Question

Find the tangent to the curve y=3x²+x+4 at x=3.

• A. 19
• B. 1.9
• C. 18
• D. 16

Answer 1

Answer: (A)

19

Answer 2

To find the tangent to the curve $y=3x^2+x+4$ at $x=3$, we need to find the slope of the tangent at that point.
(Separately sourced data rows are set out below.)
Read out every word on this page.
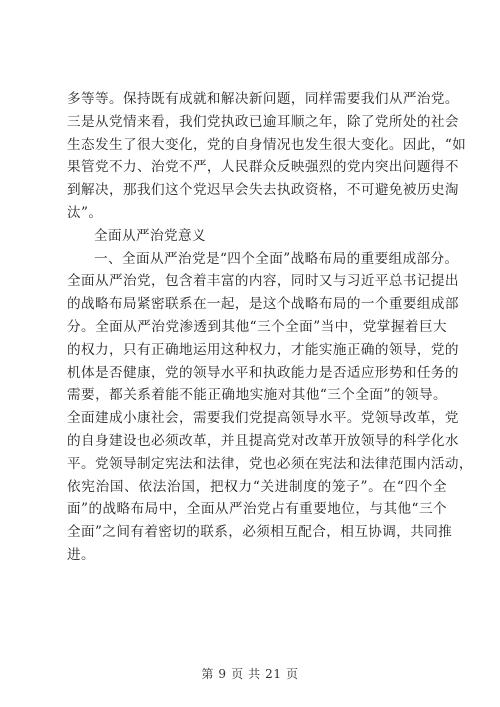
多等等。保持既有成就和解决新问题，同样需要我们从严治党。
三是从党情来看，我们党执政已逾耳顺之年，除了党所处的社会
生态发生了很大变化，党的自身情况也发生很大变化。因此，“如
果管党不力、治党不严，人民群众反映强烈的党内突出问题得不
到解决，那我们这个党迟早会失去执政资格，不可避免被历史淘
汰”。
全面从严治党意义
一、全面从严治党是“四个全面”战略布局的重要组成部分。
全面从严治党，包含着丰富的内容，同时又与习近平总书记提出
的战略布局紧密联系在一起，是这个战略布局的一个重要组成部
分。全面从严治党渗透到其他“三个全面”当中，党掌握着巨大
的权力，只有正确地运用这种权力，才能实施正确的领导，党的
机体是否健康，党的领导水平和执政能力是否适应形势和任务的
需要，都关系着能不能正确地实施对其他“三个全面”的领导。
全面建成小康社会，需要我们党提高领导水平。党领导改革，党
的自身建设也必须改革，并且提高党对改革开放领导的科学化水
平。党领导制定宪法和法律，党也必须在宪法和法律范围内活动，
依宪治国、依法治国，把权力“关进制度的笼子”。在“四个全
面”的战略布局中，全面从严治党占有重要地位，与其他“三个
全面”之间有着密切的联系，必须相互配合，相互协调，共同推
进。
第 9 页 共 21 页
1. Find the derivative of the curve: The derivative $\frac{dy}{dx}$ gives the slope of the tangent to the curve at any point $x$. Given the curve $y = 3x^2 + x + 4$. Differentiating with respect to $x$: $\frac{dy}{dx} = \frac{d}{dx}(3x^2) + \frac{d}{dx}(x) + \frac{d}{dx}(4)$ $\frac{dy}{dx} = 3(2x) + 1 + 0$ $\frac{dy}{dx} = 6x + 1$

2. Calculate the slope of the tangent at $x=3$: Substitute $x=3$ into the derivative expression to find the slope ($m$) of the tangent at that specific point. $m = \left.\frac{dy}{dx}\right|_{x=3} = 6(3) + 1$ $m = 18 + 1$ $m = 19$

   Thus, the slope of the tangent to the curve at $x=3$ is 19.

The slope of the tangent to a curve $y=f(x)$ at a point $x=a$ is given by the derivative $f'(a)$. For the given curve $y=3x^2+x+4$, the derivative is $\frac{dy}{dx} = 6x+1$. At $x=3$, the slope of the tangent is $6(3)+1 = 18+1 = 19$.